Lo más importante de todo es que cerca de las 13 salí de la estación con la idea de sentarme un rato al sol en la gran plaza que está apenas uno cruza una avenida muy ancha. Cosa que hice. Elegí uno de esos bancos de madera que me resultan particularmente cómodos —y que debería disfrutar más seguido para que mis días fueran más felices—. Y ahora, pensándolo bien, voy a procurar hacerlo cuando pueda por el resto de mis tiempos.
Desde ese banco precisamente vi a un par de jóvenes en una situación difícil por el tipo de pobreza o desgracia que cargaban encima. Se acercaron a pedirle el plato de comida a una chica que estaba sentada no muy lejos de mí.
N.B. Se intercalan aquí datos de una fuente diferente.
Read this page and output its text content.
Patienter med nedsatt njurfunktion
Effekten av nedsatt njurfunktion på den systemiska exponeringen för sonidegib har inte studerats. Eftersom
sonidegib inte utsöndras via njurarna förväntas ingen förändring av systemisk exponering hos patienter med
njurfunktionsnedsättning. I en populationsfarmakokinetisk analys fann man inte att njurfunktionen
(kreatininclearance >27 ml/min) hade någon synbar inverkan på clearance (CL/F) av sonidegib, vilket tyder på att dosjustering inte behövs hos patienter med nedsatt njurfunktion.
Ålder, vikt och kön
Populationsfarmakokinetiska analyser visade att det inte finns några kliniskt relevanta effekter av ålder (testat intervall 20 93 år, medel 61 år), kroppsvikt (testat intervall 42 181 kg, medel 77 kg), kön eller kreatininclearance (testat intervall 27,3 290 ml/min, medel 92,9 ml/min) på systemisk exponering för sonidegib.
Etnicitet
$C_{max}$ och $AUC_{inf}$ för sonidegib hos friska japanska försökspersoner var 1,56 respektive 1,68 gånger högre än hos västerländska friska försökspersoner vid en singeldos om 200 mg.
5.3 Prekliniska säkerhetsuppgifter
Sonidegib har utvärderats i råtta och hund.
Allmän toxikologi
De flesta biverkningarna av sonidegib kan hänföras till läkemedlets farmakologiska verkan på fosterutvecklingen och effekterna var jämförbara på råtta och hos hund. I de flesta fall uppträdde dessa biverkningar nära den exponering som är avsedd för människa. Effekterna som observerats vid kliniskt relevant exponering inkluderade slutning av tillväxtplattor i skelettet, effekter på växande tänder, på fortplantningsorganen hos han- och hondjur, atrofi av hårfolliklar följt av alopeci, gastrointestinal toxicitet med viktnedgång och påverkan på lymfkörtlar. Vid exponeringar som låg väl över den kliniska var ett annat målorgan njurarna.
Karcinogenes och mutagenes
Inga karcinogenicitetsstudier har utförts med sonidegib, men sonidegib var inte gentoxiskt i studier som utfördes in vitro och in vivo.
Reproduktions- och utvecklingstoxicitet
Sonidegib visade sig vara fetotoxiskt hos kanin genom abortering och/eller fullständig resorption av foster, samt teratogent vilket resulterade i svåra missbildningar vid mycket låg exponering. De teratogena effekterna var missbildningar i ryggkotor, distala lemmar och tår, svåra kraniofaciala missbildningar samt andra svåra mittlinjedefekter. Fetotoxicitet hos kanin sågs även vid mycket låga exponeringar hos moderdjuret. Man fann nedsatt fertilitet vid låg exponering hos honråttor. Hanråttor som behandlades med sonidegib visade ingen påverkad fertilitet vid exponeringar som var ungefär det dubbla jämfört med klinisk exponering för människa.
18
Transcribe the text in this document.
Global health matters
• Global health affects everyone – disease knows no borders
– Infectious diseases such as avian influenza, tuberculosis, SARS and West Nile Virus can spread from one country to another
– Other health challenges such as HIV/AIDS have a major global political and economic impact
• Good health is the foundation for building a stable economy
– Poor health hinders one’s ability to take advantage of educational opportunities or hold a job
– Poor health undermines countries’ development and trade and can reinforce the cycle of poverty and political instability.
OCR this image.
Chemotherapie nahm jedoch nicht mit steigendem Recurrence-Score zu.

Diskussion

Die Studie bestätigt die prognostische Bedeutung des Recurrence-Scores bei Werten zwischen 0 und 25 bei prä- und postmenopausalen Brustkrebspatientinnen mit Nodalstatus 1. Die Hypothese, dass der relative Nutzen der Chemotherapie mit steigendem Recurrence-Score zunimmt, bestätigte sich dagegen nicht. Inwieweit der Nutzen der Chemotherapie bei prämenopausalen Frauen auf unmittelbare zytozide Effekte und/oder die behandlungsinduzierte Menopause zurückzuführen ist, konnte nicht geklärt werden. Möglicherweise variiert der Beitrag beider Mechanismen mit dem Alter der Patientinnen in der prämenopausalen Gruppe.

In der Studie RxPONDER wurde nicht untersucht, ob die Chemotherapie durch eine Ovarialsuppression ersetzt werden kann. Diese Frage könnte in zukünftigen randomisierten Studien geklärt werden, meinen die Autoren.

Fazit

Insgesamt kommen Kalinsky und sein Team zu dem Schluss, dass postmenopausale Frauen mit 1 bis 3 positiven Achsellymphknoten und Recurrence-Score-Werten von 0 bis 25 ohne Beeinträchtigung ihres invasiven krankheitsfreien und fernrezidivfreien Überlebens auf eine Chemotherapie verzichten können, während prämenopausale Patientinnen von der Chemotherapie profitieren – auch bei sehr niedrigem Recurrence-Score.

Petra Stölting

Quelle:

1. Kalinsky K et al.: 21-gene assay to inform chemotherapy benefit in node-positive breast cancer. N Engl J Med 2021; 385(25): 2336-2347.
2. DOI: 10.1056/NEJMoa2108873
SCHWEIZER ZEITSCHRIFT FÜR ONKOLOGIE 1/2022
No llegué a ver si se lo dio por voluntad propia o si hubo algo en la escena que la hizo sentirse forzada. Sospecho que no le quedaba mucho por comer y por eso lo entregó. Pero no estoy seguro. Lo que sí vi fue que no se mostró incómoda ni molesta. Sacó su celular, lo miró un rato y después se levantó y siguió camino con una expresión que no terminé de descifrar. Era una mujer de unos veinte años, con un aire moderno pero sin pretensiones.
Aunque todo esto son conjeturas, como la mayoría de mis pensamientos. Conjeturas que tienden a emprender vuelo y encontrar a muchas otras, y entre todas armar esas bandadas que dan vueltas por mi cabeza desde tiempos inmemoriales.